Galileo’s Shadow deals with both subjective and objective realities, as they relate to physics. Modern physics, in simply ignoring Galileo’s two classes or ”qualities” removed the concept of objective reality from science. All sense perceptions, including those of sight, are now considered subjective, in that a person is needed for this process. This exclusion of objective reality did not matter in physics until the latest theories, such as string theory, about the origins of matter. All of a sudden, objective reality reentered the picture, as the following reasoning shows:

· By definition, a string particle has only one dimension, length.

·Nothing of only one dimension can be perceived in this world by any of our senses.

· The string particle is defined as the ultimate, indivisible particle of matter.

· If matter is considered real, then so must the string particle be considered real.

· As the string particle cannot be perceived in our real, material, subjective world, it can only be real in an immaterial world.

· An immaterial world, beyond our sense perception, does not need our presence. Its reality, therefore, must be objective.

This string theory argument expands the focus of physics to include once more the concept of an objective reality which had been missing since Galileo’s division of the material world into primary and secondary qualities. For him, the primary qualities of matter and motion did not need the presence of a person and were thus objectively real. To put objective reality into our subjective world as a property of matter was one of Galileo’s philosophical errors. It ceased being important to physics when this whole concept of Galileo’s, to divide the world into two qualities of matter, was discarded by modern physics.

However, it was precisely this Galilean division that brought in the concept of natural law, to replace God. This removal of the Creator caused the deep rift between science and faith which is the cause of much controversy today. If Galileo is now corrected by the reintroduction of objective reality into physics, then this whole controversy which he caused will go away. That conclusion is one of the important results of the line of reasoning followed in Galileo’s Shadow. There are other consequences:

      Another consequence of the removal of Galileo’s assumption that part of our material world is objectively real and does not need our presence, is that we can no longer assume that the history of the material world is independent of us. It is only if we assume that all matter exists as objectively real in our world that we can blithely talk about the history of the world before our appearance in it.

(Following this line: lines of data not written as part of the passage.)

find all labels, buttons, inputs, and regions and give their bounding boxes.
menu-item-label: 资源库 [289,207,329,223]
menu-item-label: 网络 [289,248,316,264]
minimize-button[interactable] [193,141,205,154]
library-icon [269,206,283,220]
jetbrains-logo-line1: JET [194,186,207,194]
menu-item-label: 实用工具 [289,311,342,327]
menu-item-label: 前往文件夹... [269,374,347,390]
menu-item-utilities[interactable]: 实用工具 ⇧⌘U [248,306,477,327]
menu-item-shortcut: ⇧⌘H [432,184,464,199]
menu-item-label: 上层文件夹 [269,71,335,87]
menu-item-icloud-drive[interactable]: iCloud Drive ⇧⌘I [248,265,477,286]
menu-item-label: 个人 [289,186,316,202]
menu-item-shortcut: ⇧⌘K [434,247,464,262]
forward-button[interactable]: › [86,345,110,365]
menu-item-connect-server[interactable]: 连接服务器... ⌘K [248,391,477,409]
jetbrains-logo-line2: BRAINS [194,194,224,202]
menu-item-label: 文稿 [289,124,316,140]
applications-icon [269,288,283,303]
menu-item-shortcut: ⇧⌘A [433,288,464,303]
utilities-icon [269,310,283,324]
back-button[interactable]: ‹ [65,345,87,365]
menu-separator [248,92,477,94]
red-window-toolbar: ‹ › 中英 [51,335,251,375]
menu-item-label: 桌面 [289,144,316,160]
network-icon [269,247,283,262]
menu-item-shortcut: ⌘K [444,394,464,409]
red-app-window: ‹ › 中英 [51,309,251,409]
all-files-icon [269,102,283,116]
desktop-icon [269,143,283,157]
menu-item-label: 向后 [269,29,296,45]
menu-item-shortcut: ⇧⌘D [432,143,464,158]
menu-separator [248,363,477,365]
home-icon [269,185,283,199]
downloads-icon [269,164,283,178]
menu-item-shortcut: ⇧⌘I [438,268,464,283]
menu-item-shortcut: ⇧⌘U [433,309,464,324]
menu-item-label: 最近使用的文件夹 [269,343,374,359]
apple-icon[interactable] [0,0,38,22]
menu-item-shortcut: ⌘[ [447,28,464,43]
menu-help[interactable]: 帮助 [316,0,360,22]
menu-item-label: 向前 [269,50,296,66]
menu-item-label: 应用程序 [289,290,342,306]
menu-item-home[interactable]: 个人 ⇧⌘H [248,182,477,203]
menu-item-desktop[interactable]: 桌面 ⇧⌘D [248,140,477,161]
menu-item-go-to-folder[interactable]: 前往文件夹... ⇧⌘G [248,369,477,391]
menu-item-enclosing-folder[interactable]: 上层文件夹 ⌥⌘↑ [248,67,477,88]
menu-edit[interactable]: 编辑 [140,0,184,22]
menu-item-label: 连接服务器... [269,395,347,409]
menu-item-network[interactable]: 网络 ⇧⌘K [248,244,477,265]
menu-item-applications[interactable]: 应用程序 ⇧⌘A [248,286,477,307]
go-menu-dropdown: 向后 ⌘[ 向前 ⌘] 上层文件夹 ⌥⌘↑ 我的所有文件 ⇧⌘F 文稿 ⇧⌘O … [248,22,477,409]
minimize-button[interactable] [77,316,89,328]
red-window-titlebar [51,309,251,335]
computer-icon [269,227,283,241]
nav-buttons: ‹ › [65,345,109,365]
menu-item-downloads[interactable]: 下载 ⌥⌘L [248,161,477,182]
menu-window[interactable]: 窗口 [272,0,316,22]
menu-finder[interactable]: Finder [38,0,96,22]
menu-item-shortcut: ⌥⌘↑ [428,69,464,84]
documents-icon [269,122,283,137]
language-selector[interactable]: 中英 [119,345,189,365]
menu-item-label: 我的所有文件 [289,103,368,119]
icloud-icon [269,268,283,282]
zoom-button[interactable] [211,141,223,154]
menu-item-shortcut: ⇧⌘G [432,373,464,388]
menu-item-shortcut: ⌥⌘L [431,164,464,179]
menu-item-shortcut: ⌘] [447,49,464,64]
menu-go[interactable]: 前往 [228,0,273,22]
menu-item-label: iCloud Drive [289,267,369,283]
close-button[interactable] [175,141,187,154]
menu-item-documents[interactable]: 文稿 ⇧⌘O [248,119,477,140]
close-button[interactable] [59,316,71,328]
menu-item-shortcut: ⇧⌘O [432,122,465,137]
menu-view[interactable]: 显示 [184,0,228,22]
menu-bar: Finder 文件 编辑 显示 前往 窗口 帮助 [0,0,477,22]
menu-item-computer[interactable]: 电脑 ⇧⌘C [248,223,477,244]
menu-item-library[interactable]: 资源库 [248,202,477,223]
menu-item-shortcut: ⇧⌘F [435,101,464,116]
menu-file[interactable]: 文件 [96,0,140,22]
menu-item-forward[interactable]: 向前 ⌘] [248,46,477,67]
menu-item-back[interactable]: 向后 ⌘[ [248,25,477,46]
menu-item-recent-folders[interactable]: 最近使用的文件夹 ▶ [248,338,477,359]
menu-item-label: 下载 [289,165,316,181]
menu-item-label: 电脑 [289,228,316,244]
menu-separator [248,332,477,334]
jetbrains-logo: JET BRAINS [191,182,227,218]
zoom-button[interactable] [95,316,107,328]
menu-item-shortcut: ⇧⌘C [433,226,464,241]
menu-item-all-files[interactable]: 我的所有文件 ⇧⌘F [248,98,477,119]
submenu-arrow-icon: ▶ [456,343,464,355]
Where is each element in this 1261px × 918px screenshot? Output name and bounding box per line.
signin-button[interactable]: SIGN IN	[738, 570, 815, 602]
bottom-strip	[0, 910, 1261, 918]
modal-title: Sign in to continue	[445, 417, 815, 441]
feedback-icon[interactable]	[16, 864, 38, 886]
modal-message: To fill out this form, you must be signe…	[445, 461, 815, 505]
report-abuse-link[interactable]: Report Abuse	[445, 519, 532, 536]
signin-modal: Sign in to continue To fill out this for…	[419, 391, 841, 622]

      If the origin of matter cannot be found in our world, as physics has shown, then it is difficult to think of matter as being the origin of all other manifestations perceivable in our world, such as life, feeling, spirit, mankind and so on.

      The elimination of Galileo’s error regarding objective reality in our subjective world also allows for the reintroduction of ethics into an argument about physics.  Galileo’s Shadow deals with this aspect in some detail, especially as itapplies to the concept of purpose as an inherent property of the universe.  The absence of purpose leads to really astronomical odds against the universe’s reaching its present state, if all events just happened by blind chance or random choice – especially as in the case of the beginning of the universe, everything had to be just right the first time, with no possibility of learning from experience.

In Galileo’s Shadow all these lines of reasoning are summed up in the final chapter, as ideas towards a new model of the universe, to take the place of the last one, scientific determinism, which had to be abandoned in the 1920s. Modern physics also has ideas in this area, of expanding present string theory to include the unification of all force and mass manifestations in the universe under a single set of laws. This is popularly known as the “theory of everything” and it is also shown in this last chapter of the book, to give the reader a chance to compare the two approaches.